Now it is Blanca's mother who has died, and this novel, which begins and ends in a cemetery, speaks of the pain of loss, of the tear of absence. But in the face of that pain, the memory of what was lived and how much learned was left, and the reaffirmation of life through sex, friends, children and men who have been and are important to Blanca gains strength. All this in the course of a summer in Cadaqués, with its untamed landscapes and its intense Mediterranean light that bathes everything.

This too will pass

Gem

Melancholy is the happiness of being sad, as that person would say. The problem for the protagonist of this novel is that one of those moments in which memories come to transport you a little, in her case, are not just foam from the waves. Those waves that immediately retreat, dissolving into whispers of longing. Because without a doubt the traumatic has a taste for flashbacks. And there she is, living moments that no longer belong to her...
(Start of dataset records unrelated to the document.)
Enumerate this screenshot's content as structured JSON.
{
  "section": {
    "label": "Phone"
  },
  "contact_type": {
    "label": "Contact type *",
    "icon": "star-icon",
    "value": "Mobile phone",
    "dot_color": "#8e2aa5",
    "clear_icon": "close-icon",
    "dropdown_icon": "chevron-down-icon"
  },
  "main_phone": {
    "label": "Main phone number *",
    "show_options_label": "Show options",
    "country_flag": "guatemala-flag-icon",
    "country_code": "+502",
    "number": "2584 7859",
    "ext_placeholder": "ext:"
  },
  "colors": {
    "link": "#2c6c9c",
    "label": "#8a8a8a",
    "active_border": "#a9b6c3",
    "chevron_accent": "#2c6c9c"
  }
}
The life of a forty-something-year-old writer goes smoothly, between her two children and a relationship that seems about to end. But that reasonably placid existence is shaken by the reappearance of a ghost from the past in the form of a sudden memory: Gem.

Gema was a schoolmate who died of leukemia at the age of fifteen, one of the two deaths that marked her childhood; the other was her father's, but he had lived a lifetime, while Gema left early. What existence would it have had? Who would it have become? When did you last see her? Could you say goodbye to her? Why has time been diluting the memory of the dead friend?

Trying to rescue Gema from oblivion, the narrator begins an investigation that will lead her to meet with old friends who also knew her, to look for a group photo of the class, to visit the school, to trace obituaries in a newspaper, to investigate about what happened to the restaurant that the girl's parents had ...

This is a novel about the past that we believe we have forgotten, but that haunts us, about the losses that mark us and the need to say goodbye. But it is also a novel about the desire to live and the small joys of everyday life, about love – for lovers, for children – and about the friendships that accompany us even after we disappear.

The book, at once light and deep, vitalistic and contrite, confirms the talent of Milena Busquets after the extraordinary international success of her previous novel, This too will pass, and allows you to enjoy once again your unique ability to address emotions and feelings with an inimitable style that has earned you a legion of loyal readers.

Gemam by Milena Busquets

Elegant men and other items

We end up with a volume of stories, of small and uncertain scenarios, where anything can happen. Improvisation tints to get out of the way of life, as we all do. Emotions that arrive and destroy and pains that pass through without ever discovering the edge...

Characters of our world loaded with suitcases full of anecdotes and details that only happen when nobody sees them. The particularity of the author and the generality of personalities to be discovered as fetishes of what they are, that is, the person they inhabit.

The texts gathered here are like snapshots, like vignettes, like sketches in a painter's watercolor notebook. They combine without shame or the need for excuses a healthy frivolity and an acute ability to reveal what is not evident.

Many times they address the everyday, which can sometimes seem trifling to the inattentive eye, and from this they extract a smile, a poetic nuance, an epiphany. They are texts in which, above all, the shrewd, fresh and groundbreaking gaze of a writer capable of going beyond the obvious and predictable is guessed, capable of turning the articles she writes into light, substantial and seductive literary filigree.